Battle of Britain

In the summer and autumn of 1940 the Royal Air Force (RAF) fought a prolonged battle in defence of Britain against an experienced and numerically superior German Luftwaffe.

This air campaign, known as the Battle of Britain, officially lasted from 10 July to 31 October 1940. The battle began with German attacks on coastal convoys in an effort to draw RAF fighters into battle. These attacks were followed by brief and unsuccessful raids on British radar installations and concerted raids against RAF airfields in southern and south-western England. Luftwaffe bombers suffered heavy losses to RAF fighters - Spitfires and Hurricanes - but fighter losses were about even.

The Luftwaffe suffered from over-confidence, changing operational priorities, and a misreading of RAF strength, losses and aircraft production figures. In September 1940 Hitler postponed the planned invasion of England, Operation Sealion, but fighting continued into the winter.

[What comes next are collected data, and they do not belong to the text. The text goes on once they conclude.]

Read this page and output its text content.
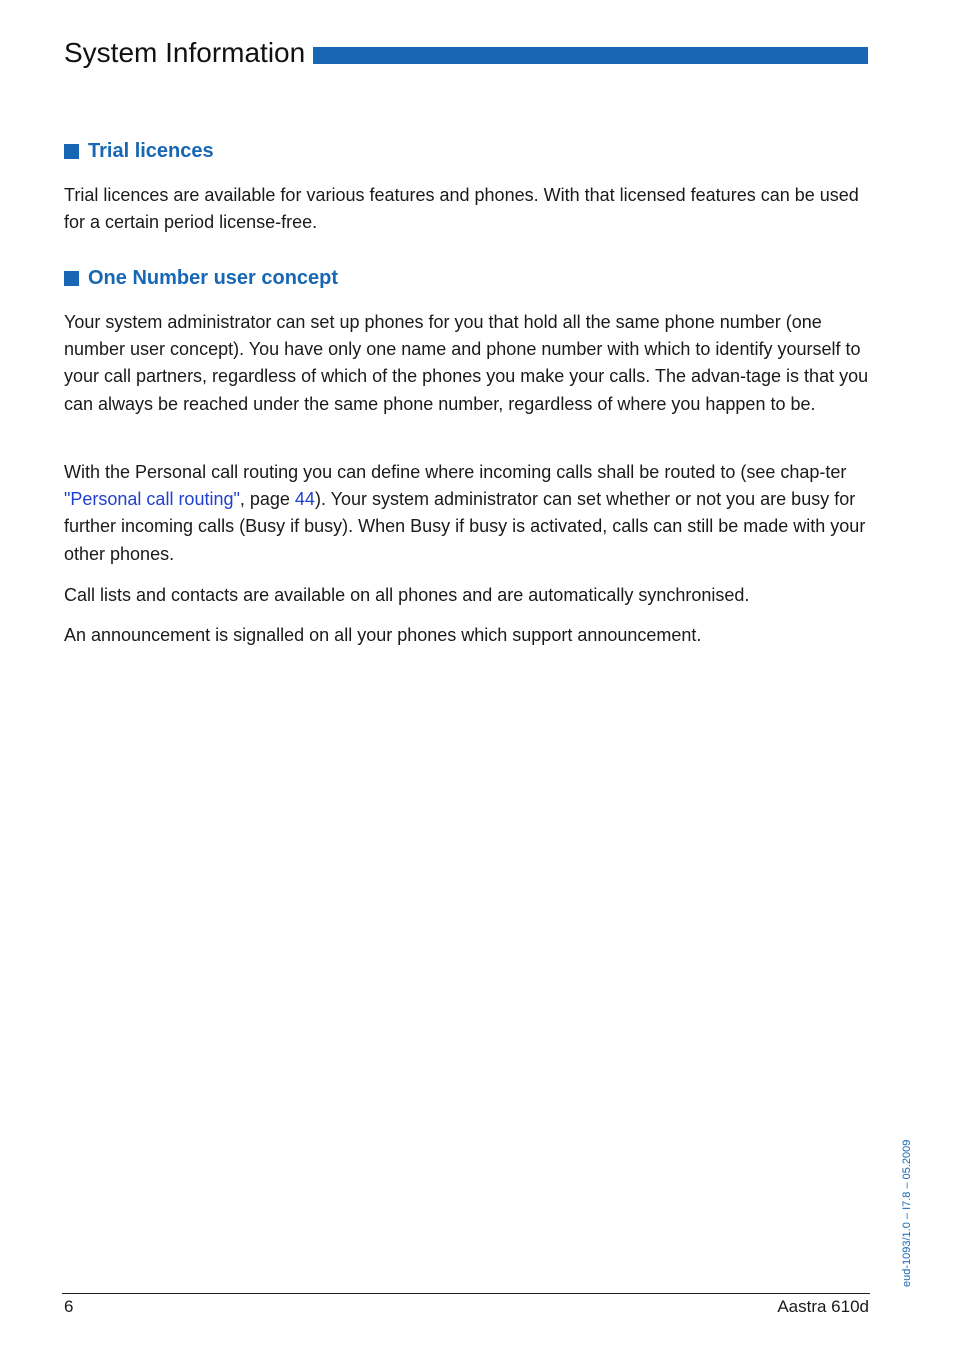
System Information
Trial licences

Trial licences are available for various features and phones. With that licensed features can be used for a certain period license-free.

One Number user concept

Your system administrator can set up phones for you that hold all the same phone number (one number user concept). You have only one name and phone number with which to identify yourself to your call partners, regardless of which of the phones you make your calls. The advan-tage is that you can always be reached under the same phone number, regardless of where you happen to be.

With the Personal call routing you can define where incoming calls shall be routed to (see chap-ter "Personal call routing", page 44). Your system administrator can set whether or not you are busy for further incoming calls (Busy if busy). When Busy if busy is activated, calls can still be made with your other phones.

Call lists and contacts are available on all phones and are automatically synchronised.

An announcement is signalled on all your phones which support announcement.

eud-1093/1.0 – I7.8 – 05.2009
6	Aastra 610d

Twenty-five Australians were considered eligible for the Battle of Britain clasp to the 1939–45 Star. Others flew during the battle with RAF Bomber Command and Coastal Command but the total number involved in the battle did not exceed 35. Eight Australians became air aces by shooting down five or more enemy aircraft. Pat Hughes from Cooma had 14 successes, which puts him among the ten leading aces of the battle.

Of the total of 537 RAF Fighter Command pilots who died at least ten were Australian. Another four who were enlisted in the Royal Australian Air Force also died.

Prime Minister Churchill praised the pilots of the Battle of Britain with his famous words, "Never before in the field of human conflict has so much been owed by so many to so few."